Ma chiedere di Pasolini a Lanera significa anche addentrarsi in zone più profonde, fare salti indietro nel tempo, tornare ad accadimenti che hanno ridefinito identità e sguardo sul mondo: «Sono due gli eventi che hanno segnato profondamente il mio pensiero di adolescente sulla vita: l’essermi imbattuta in La buona novella di De André e in Amado mio di Pasolini. Hanno rideterminato il mio rapporto con la religione, che fino a quel momento era stata molto presente; hanno dunque rideterminato il mio stare al mondo, il mio senso politico dello stare al mondo, che non è una dimensione legata al partito ma alla polis».

E allora, un’opera come Orgia, forse, prima o poi sarebbe dovuta necessariamente arrivare: «In questo testo ci sono tante cose a me vicine, mi interessavano certamente la tragedia della diversità e quella che per Pasolini era l’altra, inseparabile, tragedia, quella linguistica. La menzogna della lingua, che già inizia da quando ci insegnano a parlare. E pertanto la dicotomia è con il linguaggio del corpo, quello che io so praticare meglio. Un linguaggio animalesco, barbarico, che in Orgia si esprime all’interno della coppia attraverso l’atto violento, sessuale, violenza che è però unica possibilità comunicativa e rivoluzionaria. Questa dicotomia è assoluta, rompe lo spazio e il tempo».
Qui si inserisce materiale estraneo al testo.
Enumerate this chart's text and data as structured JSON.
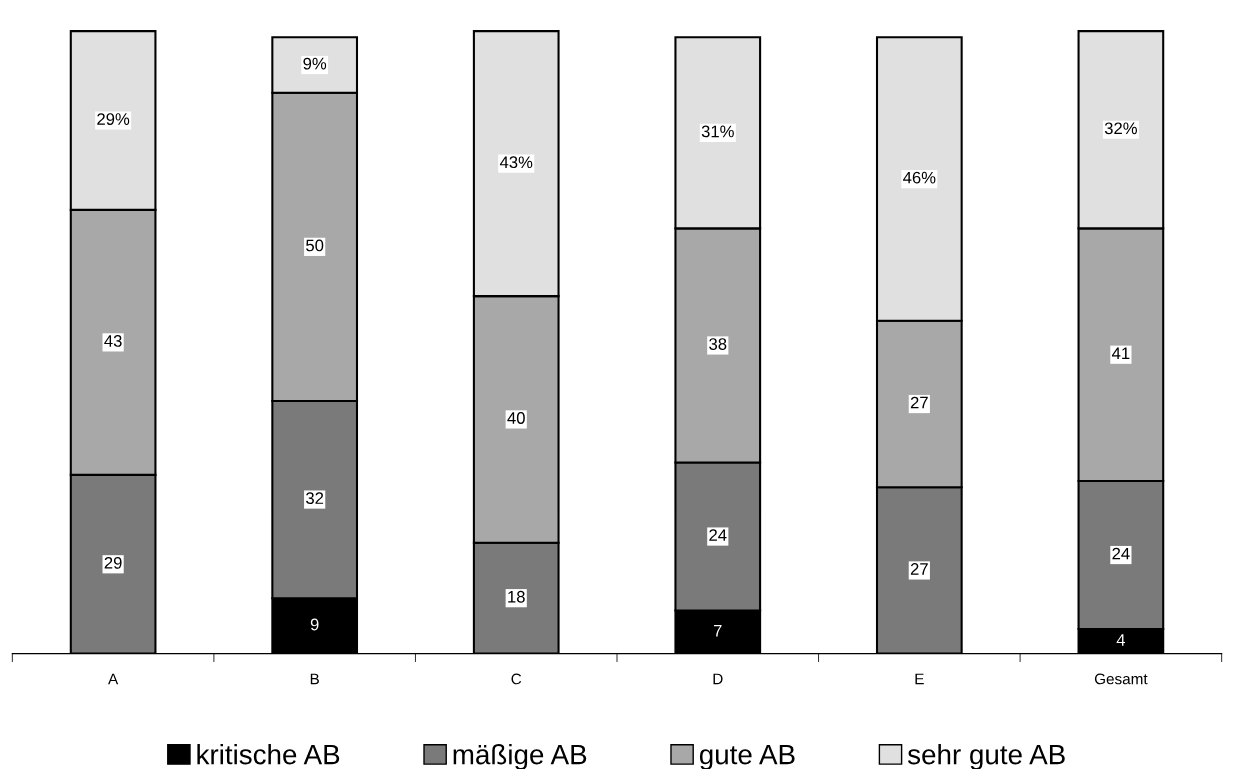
{
  "chart_data": {
    "type": "bar",
    "stacked": true,
    "legend": "bottom",
    "categories": [
      "A",
      "B",
      "C",
      "D",
      "E",
      "Gesamt"
    ],
    "series": [
      {
        "name": "kritische AB",
        "color": "#000000",
        "values": [
          null,
          9,
          null,
          7,
          null,
          4
        ],
        "value_labels": [
          null,
          "9",
          null,
          "7",
          null,
          "4"
        ]
      },
      {
        "name": "mäßige AB",
        "color": "#7a7a7a",
        "values": [
          29,
          32,
          18,
          24,
          27,
          24
        ],
        "value_labels": [
          "29",
          "32",
          "18",
          "24",
          "27",
          "24"
        ]
      },
      {
        "name": "gute AB",
        "color": "#a8a8a8",
        "values": [
          43,
          50,
          40,
          38,
          27,
          41
        ],
        "value_labels": [
          "43",
          "50",
          "40",
          "38",
          "27",
          "41"
        ]
      },
      {
        "name": "sehr gute AB",
        "color": "#e0e0e0",
        "values": [
          29,
          9,
          43,
          31,
          46,
          32
        ],
        "value_labels": [
          "29%",
          "9%",
          "43%",
          "31%",
          "46%",
          "32%"
        ]
      }
    ]
  }
}
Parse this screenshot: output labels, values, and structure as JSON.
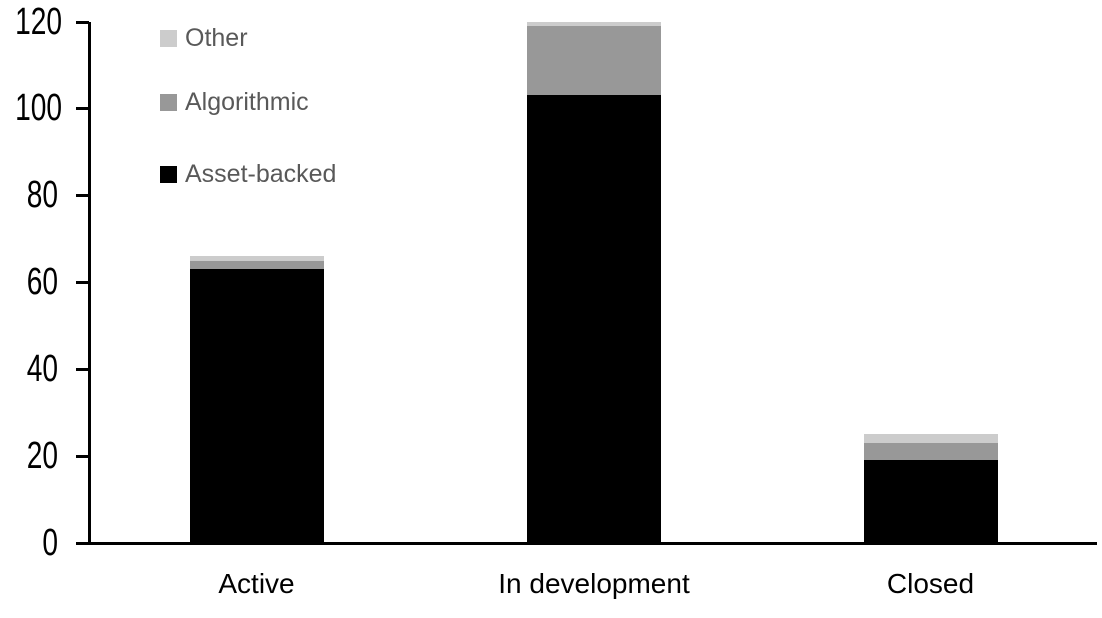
{
  "chart_data": {
    "type": "bar",
    "stacked": true,
    "orientation": "vertical",
    "categories": [
      "Active",
      "In development",
      "Closed"
    ],
    "series": [
      {
        "name": "Asset-backed",
        "color": "#000000",
        "values": [
          63,
          103,
          19
        ]
      },
      {
        "name": "Algorithmic",
        "color": "#989898",
        "values": [
          2,
          16,
          4
        ]
      },
      {
        "name": "Other",
        "color": "#cccccc",
        "values": [
          1,
          1,
          2
        ]
      }
    ],
    "stack_totals": [
      66,
      120,
      25
    ],
    "title": "",
    "xlabel": "",
    "ylabel": "",
    "ylim": [
      0,
      120
    ],
    "yticks": [
      0,
      20,
      40,
      60,
      80,
      100,
      120
    ],
    "grid": false,
    "legend": {
      "position": "top-left",
      "order": [
        "Other",
        "Algorithmic",
        "Asset-backed"
      ],
      "text_color": "#595959"
    },
    "colors": {
      "axis": "#000000",
      "tick_label": "#000000",
      "category_label": "#000000",
      "background": "#ffffff"
    }
  }
}
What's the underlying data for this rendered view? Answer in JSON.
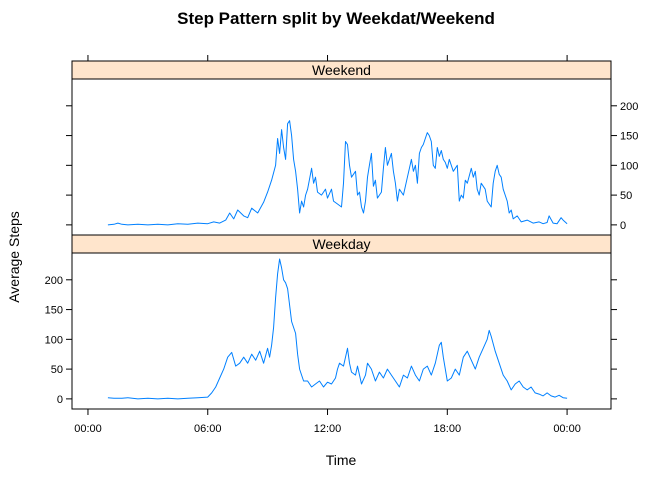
{
  "chart_data": {
    "type": "line",
    "title": "Step Pattern split by Weekdat/Weekend",
    "xlabel": "Time",
    "ylabel": "Average Steps",
    "x_tick_labels": [
      "00:00",
      "06:00",
      "12:00",
      "18:00",
      "00:00"
    ],
    "x_tick_hours": [
      0,
      6,
      12,
      18,
      24
    ],
    "xlim_hours": [
      -0.8,
      26.2
    ],
    "ylim": [
      -17,
      245
    ],
    "y_ticks": [
      0,
      50,
      100,
      150,
      200
    ],
    "line_color": "#0080ff",
    "strip_color": "#ffe5cc",
    "panels": [
      {
        "name": "Weekend",
        "points": [
          [
            1.0,
            0
          ],
          [
            1.3,
            1
          ],
          [
            1.5,
            3
          ],
          [
            1.7,
            1
          ],
          [
            2.0,
            0
          ],
          [
            2.5,
            1
          ],
          [
            3.0,
            0
          ],
          [
            3.5,
            1
          ],
          [
            4.0,
            0
          ],
          [
            4.5,
            2
          ],
          [
            5.0,
            1
          ],
          [
            5.5,
            3
          ],
          [
            6.0,
            2
          ],
          [
            6.3,
            5
          ],
          [
            6.6,
            3
          ],
          [
            6.9,
            8
          ],
          [
            7.1,
            20
          ],
          [
            7.3,
            10
          ],
          [
            7.5,
            25
          ],
          [
            7.8,
            15
          ],
          [
            8.0,
            12
          ],
          [
            8.2,
            28
          ],
          [
            8.5,
            20
          ],
          [
            8.8,
            38
          ],
          [
            9.0,
            55
          ],
          [
            9.2,
            75
          ],
          [
            9.4,
            100
          ],
          [
            9.5,
            145
          ],
          [
            9.6,
            120
          ],
          [
            9.7,
            160
          ],
          [
            9.8,
            130
          ],
          [
            9.9,
            110
          ],
          [
            10.0,
            170
          ],
          [
            10.1,
            175
          ],
          [
            10.2,
            150
          ],
          [
            10.3,
            110
          ],
          [
            10.4,
            90
          ],
          [
            10.5,
            60
          ],
          [
            10.6,
            20
          ],
          [
            10.7,
            40
          ],
          [
            10.8,
            30
          ],
          [
            10.9,
            50
          ],
          [
            11.0,
            60
          ],
          [
            11.2,
            95
          ],
          [
            11.3,
            70
          ],
          [
            11.4,
            80
          ],
          [
            11.5,
            55
          ],
          [
            11.7,
            50
          ],
          [
            11.9,
            60
          ],
          [
            12.0,
            45
          ],
          [
            12.2,
            60
          ],
          [
            12.3,
            40
          ],
          [
            12.5,
            35
          ],
          [
            12.7,
            30
          ],
          [
            12.8,
            70
          ],
          [
            12.9,
            140
          ],
          [
            13.0,
            135
          ],
          [
            13.1,
            100
          ],
          [
            13.2,
            80
          ],
          [
            13.4,
            90
          ],
          [
            13.5,
            50
          ],
          [
            13.6,
            55
          ],
          [
            13.7,
            30
          ],
          [
            13.8,
            20
          ],
          [
            13.9,
            40
          ],
          [
            14.0,
            80
          ],
          [
            14.1,
            100
          ],
          [
            14.2,
            120
          ],
          [
            14.3,
            65
          ],
          [
            14.4,
            75
          ],
          [
            14.5,
            45
          ],
          [
            14.7,
            55
          ],
          [
            14.8,
            95
          ],
          [
            14.9,
            130
          ],
          [
            15.0,
            100
          ],
          [
            15.2,
            120
          ],
          [
            15.3,
            90
          ],
          [
            15.4,
            70
          ],
          [
            15.5,
            40
          ],
          [
            15.6,
            60
          ],
          [
            15.8,
            50
          ],
          [
            16.0,
            80
          ],
          [
            16.1,
            95
          ],
          [
            16.2,
            110
          ],
          [
            16.3,
            90
          ],
          [
            16.4,
            100
          ],
          [
            16.5,
            70
          ],
          [
            16.6,
            120
          ],
          [
            16.7,
            130
          ],
          [
            16.8,
            135
          ],
          [
            16.9,
            145
          ],
          [
            17.0,
            155
          ],
          [
            17.1,
            150
          ],
          [
            17.2,
            140
          ],
          [
            17.3,
            100
          ],
          [
            17.4,
            95
          ],
          [
            17.5,
            130
          ],
          [
            17.6,
            115
          ],
          [
            17.7,
            125
          ],
          [
            17.8,
            110
          ],
          [
            17.9,
            105
          ],
          [
            18.0,
            95
          ],
          [
            18.1,
            110
          ],
          [
            18.3,
            90
          ],
          [
            18.5,
            100
          ],
          [
            18.6,
            40
          ],
          [
            18.7,
            50
          ],
          [
            18.8,
            45
          ],
          [
            18.9,
            75
          ],
          [
            19.0,
            70
          ],
          [
            19.2,
            95
          ],
          [
            19.3,
            80
          ],
          [
            19.4,
            90
          ],
          [
            19.5,
            60
          ],
          [
            19.6,
            50
          ],
          [
            19.7,
            70
          ],
          [
            19.9,
            60
          ],
          [
            20.0,
            40
          ],
          [
            20.2,
            30
          ],
          [
            20.3,
            70
          ],
          [
            20.4,
            90
          ],
          [
            20.5,
            100
          ],
          [
            20.6,
            85
          ],
          [
            20.7,
            80
          ],
          [
            20.8,
            60
          ],
          [
            20.9,
            50
          ],
          [
            21.0,
            40
          ],
          [
            21.1,
            20
          ],
          [
            21.2,
            25
          ],
          [
            21.3,
            10
          ],
          [
            21.5,
            15
          ],
          [
            21.7,
            5
          ],
          [
            22.0,
            8
          ],
          [
            22.3,
            3
          ],
          [
            22.6,
            5
          ],
          [
            22.8,
            2
          ],
          [
            23.0,
            4
          ],
          [
            23.1,
            15
          ],
          [
            23.3,
            3
          ],
          [
            23.5,
            2
          ],
          [
            23.7,
            12
          ],
          [
            23.8,
            8
          ],
          [
            24.0,
            2
          ]
        ]
      },
      {
        "name": "Weekday",
        "points": [
          [
            1.0,
            2
          ],
          [
            1.3,
            1
          ],
          [
            1.7,
            1
          ],
          [
            2.0,
            2
          ],
          [
            2.5,
            0
          ],
          [
            3.0,
            1
          ],
          [
            3.5,
            0
          ],
          [
            4.0,
            1
          ],
          [
            4.5,
            0
          ],
          [
            5.0,
            1
          ],
          [
            5.5,
            2
          ],
          [
            6.0,
            3
          ],
          [
            6.2,
            10
          ],
          [
            6.4,
            20
          ],
          [
            6.6,
            35
          ],
          [
            6.8,
            50
          ],
          [
            7.0,
            70
          ],
          [
            7.2,
            78
          ],
          [
            7.4,
            55
          ],
          [
            7.6,
            60
          ],
          [
            7.8,
            70
          ],
          [
            8.0,
            60
          ],
          [
            8.2,
            75
          ],
          [
            8.4,
            65
          ],
          [
            8.6,
            80
          ],
          [
            8.8,
            60
          ],
          [
            9.0,
            85
          ],
          [
            9.1,
            70
          ],
          [
            9.2,
            90
          ],
          [
            9.3,
            120
          ],
          [
            9.4,
            170
          ],
          [
            9.5,
            210
          ],
          [
            9.6,
            235
          ],
          [
            9.7,
            220
          ],
          [
            9.8,
            200
          ],
          [
            9.9,
            195
          ],
          [
            10.0,
            185
          ],
          [
            10.2,
            130
          ],
          [
            10.4,
            110
          ],
          [
            10.5,
            75
          ],
          [
            10.6,
            50
          ],
          [
            10.7,
            40
          ],
          [
            10.8,
            30
          ],
          [
            11.0,
            30
          ],
          [
            11.2,
            20
          ],
          [
            11.4,
            25
          ],
          [
            11.6,
            30
          ],
          [
            11.8,
            20
          ],
          [
            12.0,
            28
          ],
          [
            12.2,
            25
          ],
          [
            12.4,
            35
          ],
          [
            12.5,
            50
          ],
          [
            12.6,
            60
          ],
          [
            12.8,
            55
          ],
          [
            13.0,
            85
          ],
          [
            13.1,
            60
          ],
          [
            13.2,
            45
          ],
          [
            13.4,
            40
          ],
          [
            13.5,
            55
          ],
          [
            13.7,
            25
          ],
          [
            13.9,
            40
          ],
          [
            14.0,
            60
          ],
          [
            14.2,
            50
          ],
          [
            14.4,
            30
          ],
          [
            14.6,
            45
          ],
          [
            14.8,
            35
          ],
          [
            15.0,
            50
          ],
          [
            15.2,
            40
          ],
          [
            15.4,
            30
          ],
          [
            15.6,
            20
          ],
          [
            15.8,
            40
          ],
          [
            16.0,
            35
          ],
          [
            16.2,
            55
          ],
          [
            16.4,
            40
          ],
          [
            16.6,
            30
          ],
          [
            16.8,
            50
          ],
          [
            17.0,
            55
          ],
          [
            17.2,
            40
          ],
          [
            17.4,
            60
          ],
          [
            17.6,
            90
          ],
          [
            17.7,
            95
          ],
          [
            17.8,
            70
          ],
          [
            18.0,
            30
          ],
          [
            18.2,
            35
          ],
          [
            18.4,
            50
          ],
          [
            18.6,
            40
          ],
          [
            18.8,
            70
          ],
          [
            19.0,
            80
          ],
          [
            19.2,
            65
          ],
          [
            19.4,
            50
          ],
          [
            19.6,
            70
          ],
          [
            19.8,
            85
          ],
          [
            20.0,
            100
          ],
          [
            20.1,
            115
          ],
          [
            20.2,
            105
          ],
          [
            20.4,
            80
          ],
          [
            20.6,
            60
          ],
          [
            20.8,
            40
          ],
          [
            21.0,
            30
          ],
          [
            21.2,
            15
          ],
          [
            21.4,
            25
          ],
          [
            21.6,
            30
          ],
          [
            21.8,
            20
          ],
          [
            22.0,
            15
          ],
          [
            22.2,
            20
          ],
          [
            22.4,
            10
          ],
          [
            22.6,
            8
          ],
          [
            22.8,
            5
          ],
          [
            23.0,
            10
          ],
          [
            23.2,
            5
          ],
          [
            23.4,
            3
          ],
          [
            23.6,
            6
          ],
          [
            23.8,
            2
          ],
          [
            24.0,
            1
          ]
        ]
      }
    ]
  }
}
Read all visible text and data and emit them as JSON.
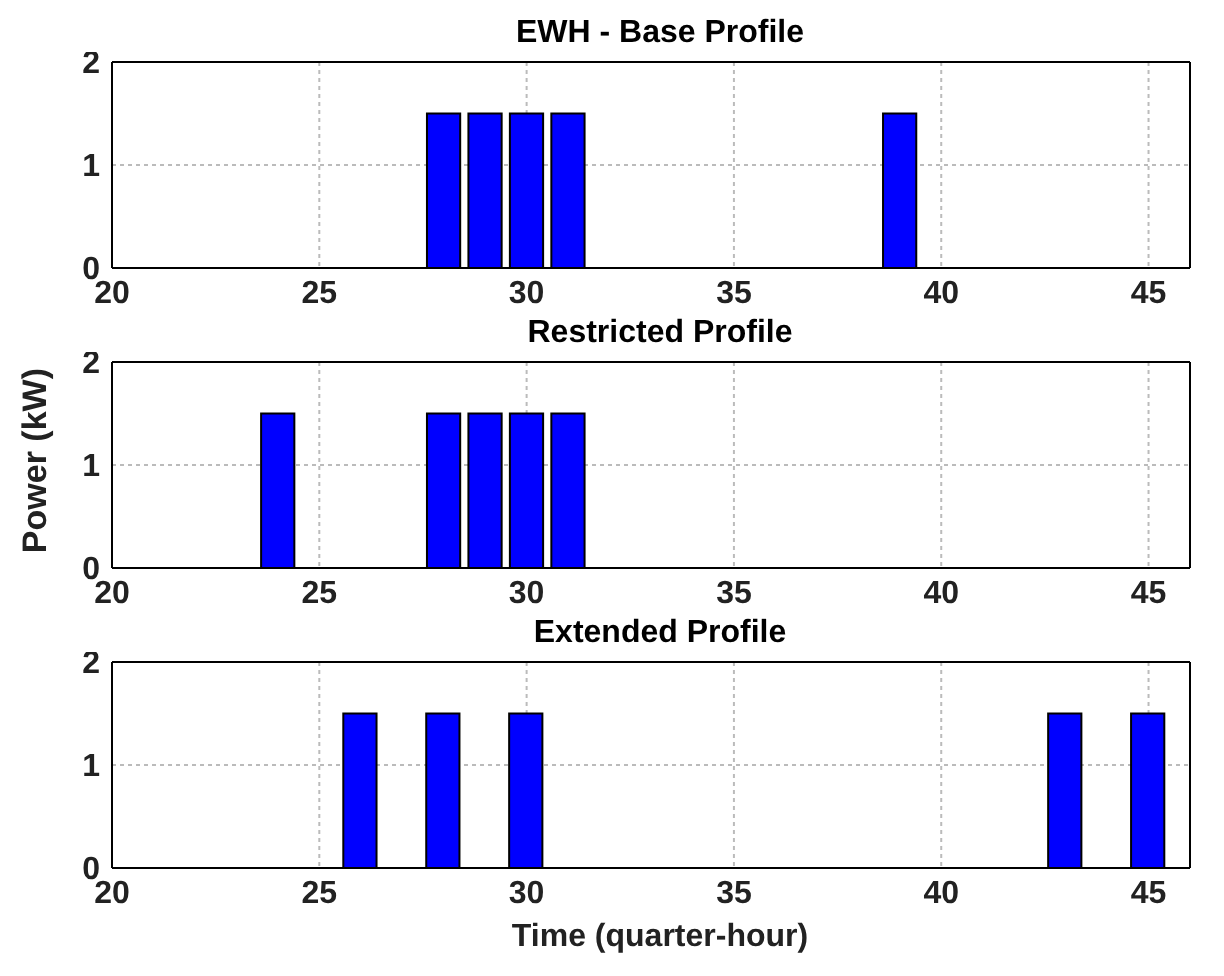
{
  "chart_data": [
    {
      "type": "bar",
      "title": "EWH - Base Profile",
      "x": [
        28,
        29,
        30,
        31,
        39
      ],
      "values": [
        1.5,
        1.5,
        1.5,
        1.5,
        1.5
      ],
      "color": "#0000ff",
      "xlim": [
        20,
        46
      ],
      "xticks": [
        20,
        25,
        30,
        35,
        40,
        45
      ],
      "ylim": [
        0,
        2
      ],
      "yticks": [
        0,
        1,
        2
      ],
      "grid": true
    },
    {
      "type": "bar",
      "title": "Restricted Profile",
      "ylabel": "Power (kW)",
      "x": [
        24,
        28,
        29,
        30,
        31
      ],
      "values": [
        1.5,
        1.5,
        1.5,
        1.5,
        1.5
      ],
      "color": "#0000ff",
      "xlim": [
        20,
        46
      ],
      "xticks": [
        20,
        25,
        30,
        35,
        40,
        45
      ],
      "ylim": [
        0,
        2
      ],
      "yticks": [
        0,
        1,
        2
      ],
      "grid": true
    },
    {
      "type": "bar",
      "title": "Extended Profile",
      "xlabel": "Time (quarter-hour)",
      "x": [
        26,
        28,
        30,
        43,
        45
      ],
      "values": [
        1.5,
        1.5,
        1.5,
        1.5,
        1.5
      ],
      "color": "#0000ff",
      "xlim": [
        20,
        46
      ],
      "xticks": [
        20,
        25,
        30,
        35,
        40,
        45
      ],
      "ylim": [
        0,
        2
      ],
      "yticks": [
        0,
        1,
        2
      ],
      "grid": true
    }
  ]
}
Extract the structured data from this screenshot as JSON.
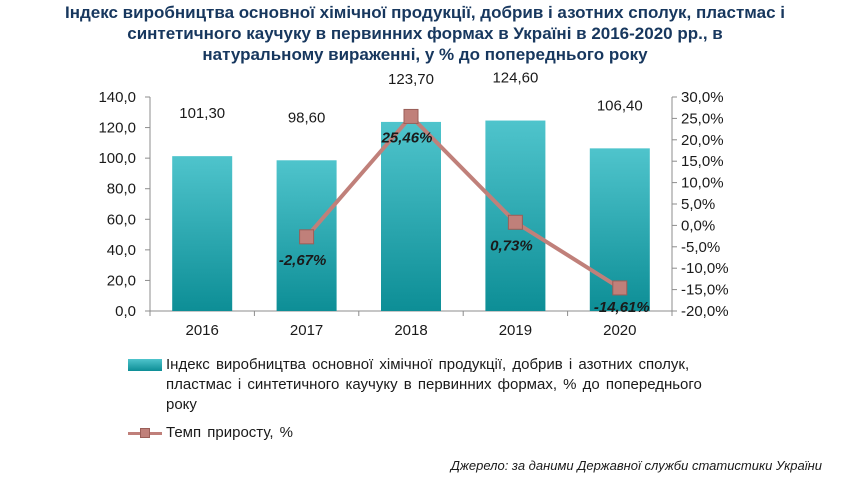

Un quadrato cinque per cinque delimitato dalle luci e da nastro adesivo. Due aste col microfono e una poltrona. L’incursione del rap di Eminem, l’apparizione di tre dipinti seicenteschi (Paesaggio con la Ninfa Egeria di Claude Lorrain, Maddalena in estasi di Caravaggio, Ila e le Ninfe di Francesco Furini), riprodotti dal pittore Giorgio Calabrese: «Sono dipinti veri – continua Lanera – una cosa che a teatro non si fa quasi più, e qui permettono uno sdoppiamento della visione. Per il resto, come regista ho voluto “distruggere” ciò che andava distrutto (non c’è, ad esempio, la camera da letto) e mantenere ciò che doveva restare. La vera lotta, per me, però, ha riguardato il lato interpretativo. Perché, ed ecco una delle tante meravigliose contraddizioni pasoliniane, la lingua è menzogna ma qui è anche, in maniera indissolubile, poesia. Anzi quello che i personaggi dicono, sosteneva Pasolini, è un misto di verità parlata e dizione poetica”. Una lingua bellissima, in un testo verboso, difficilissimo».

E in quei personaggi, in quella recitazione, Lanera è tornata a ritrovamenti, è approdata a scoperte: «Sono l’Uomo e la Donna perché io sono già quell’ambiguità, non c’è bisogno di travestimenti. La tragedia è di entrambi, solo la prostituta è totalmente inconsapevole del mondo. Il rapporto di potere, di carnefice e vittima, di dominio, tra marito e moglie, è però in fondo paritario, non lo è fisicamente ma mentalmente sì. È, tuttavia, un atto di rottura da parte di entrambi, verso un potere che c’è ma non vediamo. Non sono certamente eroi, ma lei è più eroina di lui, più iconografica, ammazza i figli, muore tra le acque, lui invece impiccato in mezzo al vomito. Eppure l’uomo è la figura più articolata a mio avviso, quella chi mi appare ora più imprendibile. Ma Orgia, è, ed è stato, soprattutto, un riappropriarmi di me stessa. Ero in bilico tra la vita e la morte, questo testo, questa parola, Orgia, rispecchiava ciò che ero io in quel momento, quando ho iniziato a lavorarci, era la parola che avrei voluto dire e che non sapevo dire. E allora l’uso che ne ho fatto si può definire utilitaristico, perché forse era il solo uso possibile. Era l’unico modo per rendere questa parola viva».